Introduction
Learn microservices architecture with practical examples. Covers service decomposition, API gateways, service discovery, inter-service communication, distributed tracing, and when NOT to use microservices.
Why This Matters
Understanding this technology deeply helps you make better architectural decisions, debug faster, and build more reliable systems. This guide focuses on practical patterns used in production environments.
Core Concepts
- Fundamentals — The essential concepts you must understand before moving to advanced usage
- Setup and Configuration — Best-practice configuration for development and production
- Common Patterns — Industry-standard patterns that cover the majority of real-world use cases
- Debugging and Monitoring — How to observe what's happening and diagnose problems
Getting Started
Install the required dependencies and configure your environment. The setup process is straightforward for most use cases.
Core Implementation
The fundamental patterns you need to implement working solutions. These examples are production-tested and handle edge cases correctly.
Advanced Patterns
Once the basics work, these patterns address the challenges that arise in real production systems: concurrency, error handling, monitoring, and scale.
Performance Tuning
Default configurations work for most cases but understanding the key performance levers lets you optimize for your specific workload.
Security Considerations
Security is not optional.

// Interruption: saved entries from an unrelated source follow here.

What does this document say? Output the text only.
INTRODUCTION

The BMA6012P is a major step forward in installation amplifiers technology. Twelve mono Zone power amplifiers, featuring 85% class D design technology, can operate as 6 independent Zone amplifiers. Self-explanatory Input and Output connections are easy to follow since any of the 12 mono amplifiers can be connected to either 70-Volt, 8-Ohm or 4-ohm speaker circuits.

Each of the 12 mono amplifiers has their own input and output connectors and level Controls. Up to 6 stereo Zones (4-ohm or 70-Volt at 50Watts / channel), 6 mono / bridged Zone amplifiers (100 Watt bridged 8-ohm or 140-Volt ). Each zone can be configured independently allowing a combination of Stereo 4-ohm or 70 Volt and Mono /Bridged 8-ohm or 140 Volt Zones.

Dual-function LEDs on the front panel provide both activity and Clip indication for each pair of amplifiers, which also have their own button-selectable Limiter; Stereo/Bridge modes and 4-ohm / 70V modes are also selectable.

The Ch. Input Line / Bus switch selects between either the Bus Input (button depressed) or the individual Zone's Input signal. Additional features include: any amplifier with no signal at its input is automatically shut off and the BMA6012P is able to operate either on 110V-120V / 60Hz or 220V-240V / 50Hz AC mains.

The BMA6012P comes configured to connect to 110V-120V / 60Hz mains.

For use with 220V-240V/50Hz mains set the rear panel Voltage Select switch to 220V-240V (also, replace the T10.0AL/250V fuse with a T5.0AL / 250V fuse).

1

These patterns ensure your implementation follows the principle of least privilege and handles sensitive data correctly.
Troubleshooting
When things break, a systematic approach saves time. These are the most common failure modes and how to diagnose each one.
Frequently Asked Questions
Is this production-ready?
Yes, with proper configuration, monitoring, and testing. Follow the patterns in this guide and adapt to your specific requirements.
What are the alternatives?
Several alternatives exist with different trade-offs. The right choice depends on your team's experience, scale requirements, and existing infrastructure.